One other main reason I never wanted to talk about it was that people would box me. They would label me and make assessments and judgements on my character and my entire life. Being dismissed and shelved brings up feeling of being excluded and banished from society or community. And to maintain the “secret” and remain in denial is like setting out on a trek across the Himalayas only to realise you’ve completely forgot your thermals, ski boots, jumpers, jackets, goggles, toque….. water!!! *sigh*
Many years ago, I recall my Papa talking about self worth and how without it one is not living.

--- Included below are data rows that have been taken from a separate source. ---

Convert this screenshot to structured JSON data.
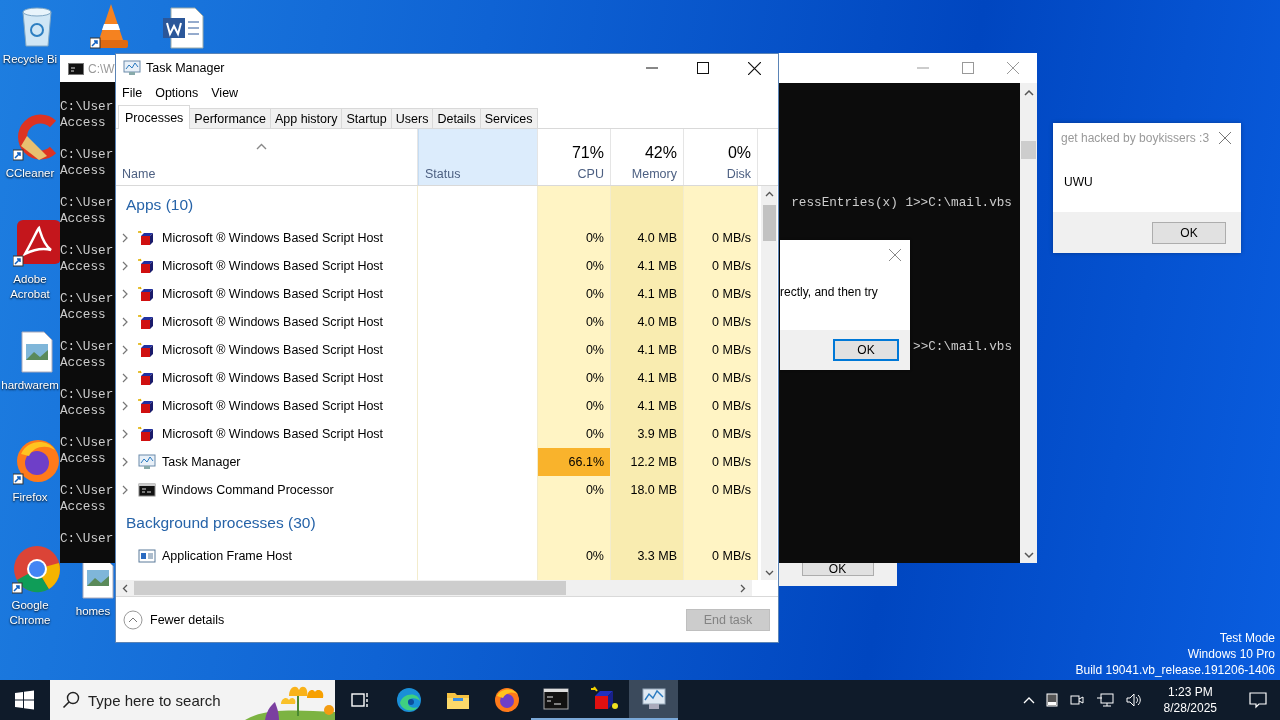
{
  "desktop": {
    "icons": [
      {
        "label": "Recycle Bi",
        "kind": "recycle"
      },
      {
        "kind": "vlc"
      },
      {
        "kind": "word"
      },
      {
        "label": "CCleaner",
        "kind": "ccleaner"
      },
      {
        "label": "Adobe Acrobat",
        "kind": "acrobat"
      },
      {
        "label": "hardwarem",
        "kind": "image-file"
      },
      {
        "label": "Firefox",
        "kind": "firefox"
      },
      {
        "label": "Google Chrome",
        "kind": "chrome"
      },
      {
        "label": "homes",
        "kind": "image-file"
      }
    ],
    "notice": [
      "Test Mode",
      "Windows 10 Pro",
      "Build 19041.vb_release.191206-1406"
    ]
  },
  "console_left": {
    "title": "C:\\W",
    "lines": [
      "C:\\User",
      "Access",
      "C:\\User",
      "Access",
      "C:\\User",
      "Access",
      "C:\\User",
      "Access",
      "C:\\User",
      "Access",
      "C:\\User",
      "Access",
      "C:\\User",
      "Access",
      "C:\\User",
      "Access",
      "C:\\User",
      "Access",
      "C:\\User"
    ]
  },
  "console_right": {
    "lines": [
      "ressEntries(x) 1>>C:\\mail.vbs",
      ">>C:\\mail.vbs"
    ]
  },
  "error_dialog": {
    "text": "rectly, and then try",
    "button": "OK",
    "button_focused": true
  },
  "hidden_dialog": {
    "button": "OK"
  },
  "message_box": {
    "title": "get hacked by boykissers :3",
    "text": "UWU",
    "button": "OK"
  },
  "task_manager": {
    "title": "Task Manager",
    "menu": [
      "File",
      "Options",
      "View"
    ],
    "tabs": [
      {
        "label": "Processes",
        "selected": true
      },
      {
        "label": "Performance",
        "selected": false
      },
      {
        "label": "App history",
        "selected": false
      },
      {
        "label": "Startup",
        "selected": false
      },
      {
        "label": "Users",
        "selected": false
      },
      {
        "label": "Details",
        "selected": false
      },
      {
        "label": "Services",
        "selected": false
      }
    ],
    "columns": [
      {
        "label": "Name",
        "sorted": true,
        "selected": false
      },
      {
        "label": "Status",
        "sorted": false,
        "selected": true
      },
      {
        "total": "71%",
        "label": "CPU",
        "sorted": false,
        "selected": false
      },
      {
        "total": "42%",
        "label": "Memory",
        "sorted": false,
        "selected": false
      },
      {
        "total": "0%",
        "label": "Disk",
        "sorted": false,
        "selected": false
      }
    ],
    "groups": [
      {
        "title": "Apps (10)",
        "rows": [
          {
            "name": "Microsoft ® Windows Based Script Host",
            "kind": "script",
            "expandable": true,
            "cpu": "0%",
            "cpu_high": false,
            "memory": "4.0 MB",
            "disk": "0 MB/s"
          },
          {
            "name": "Microsoft ® Windows Based Script Host",
            "kind": "script",
            "expandable": true,
            "cpu": "0%",
            "cpu_high": false,
            "memory": "4.1 MB",
            "disk": "0 MB/s"
          },
          {
            "name": "Microsoft ® Windows Based Script Host",
            "kind": "script",
            "expandable": true,
            "cpu": "0%",
            "cpu_high": false,
            "memory": "4.1 MB",
            "disk": "0 MB/s"
          },
          {
            "name": "Microsoft ® Windows Based Script Host",
            "kind": "script",
            "expandable": true,
            "cpu": "0%",
            "cpu_high": false,
            "memory": "4.0 MB",
            "disk": "0 MB/s"
          },
          {
            "name": "Microsoft ® Windows Based Script Host",
            "kind": "script",
            "expandable": true,
            "cpu": "0%",
            "cpu_high": false,
            "memory": "4.1 MB",
            "disk": "0 MB/s"
          },
          {
            "name": "Microsoft ® Windows Based Script Host",
            "kind": "script",
            "expandable": true,
            "cpu": "0%",
            "cpu_high": false,
            "memory": "4.1 MB",
            "disk": "0 MB/s"
          },
          {
            "name": "Microsoft ® Windows Based Script Host",
            "kind": "script",
            "expandable": true,
            "cpu": "0%",
            "cpu_high": false,
            "memory": "4.1 MB",
            "disk": "0 MB/s"
          },
          {
            "name": "Microsoft ® Windows Based Script Host",
            "kind": "script",
            "expandable": true,
            "cpu": "0%",
            "cpu_high": false,
            "memory": "3.9 MB",
            "disk": "0 MB/s"
          },
          {
            "name": "Task Manager",
            "kind": "taskmgr",
            "expandable": true,
            "cpu": "66.1%",
            "cpu_high": true,
            "memory": "12.2 MB",
            "disk": "0 MB/s"
          },
          {
            "name": "Windows Command Processor",
            "kind": "cmd",
            "expandable": true,
            "cpu": "0%",
            "cpu_high": false,
            "memory": "18.0 MB",
            "disk": "0 MB/s"
          }
        ]
      },
      {
        "title": "Background processes (30)",
        "rows": [
          {
            "name": "Application Frame Host",
            "kind": "frame",
            "expandable": false,
            "cpu": "0%",
            "cpu_high": false,
            "memory": "3.3 MB",
            "disk": "0 MB/s"
          }
        ]
      }
    ],
    "footer": {
      "toggle": "Fewer details",
      "button": "End task",
      "button_disabled": true
    }
  },
  "taskbar": {
    "search": {
      "placeholder": "Type here to search"
    },
    "apps": [
      {
        "kind": "task-view",
        "running": false,
        "active": false
      },
      {
        "kind": "edge",
        "running": false,
        "active": false
      },
      {
        "kind": "explorer",
        "running": false,
        "active": false
      },
      {
        "kind": "firefox",
        "running": false,
        "active": false
      },
      {
        "kind": "cmd",
        "running": true,
        "active": false
      },
      {
        "kind": "script",
        "running": true,
        "active": false
      },
      {
        "kind": "taskmgr",
        "running": true,
        "active": true
      }
    ],
    "time": "1:23 PM",
    "date": "8/28/2025"
  }
}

And so I walked. We turned up and I carried my camera being over-polite to not offend anyone. But then I realised I was among those who had been through hell and back, who were looking into each other’s eyes with love and an unmistakable respect along with a raw finger-nails-on-a-blackboard honesty. It’s out in the open, it’s being talked about, people are actually listening, they are not running away. A woman spoke with a fierceness in her eyes and fire in her spirit and I loved every minute. I heard a man reading poetry and saw how it moved the audience and it still rings in my heart. These were the words of human experiences of intensity and reality. Abuse is happening everywhere and it does not discriminate.
Most men walked a mile in high heels (I saw one elderly man running in his heels towards the Finish sign!) and as people crossed the finish line there were cheers and a collective celebration. On the map, the township of Pittsfield doesn’t look big but the hearts spoke loud enough for the whole world.
I still love my heels but perhaps the next pair will be some sturdy hiking boots with tread."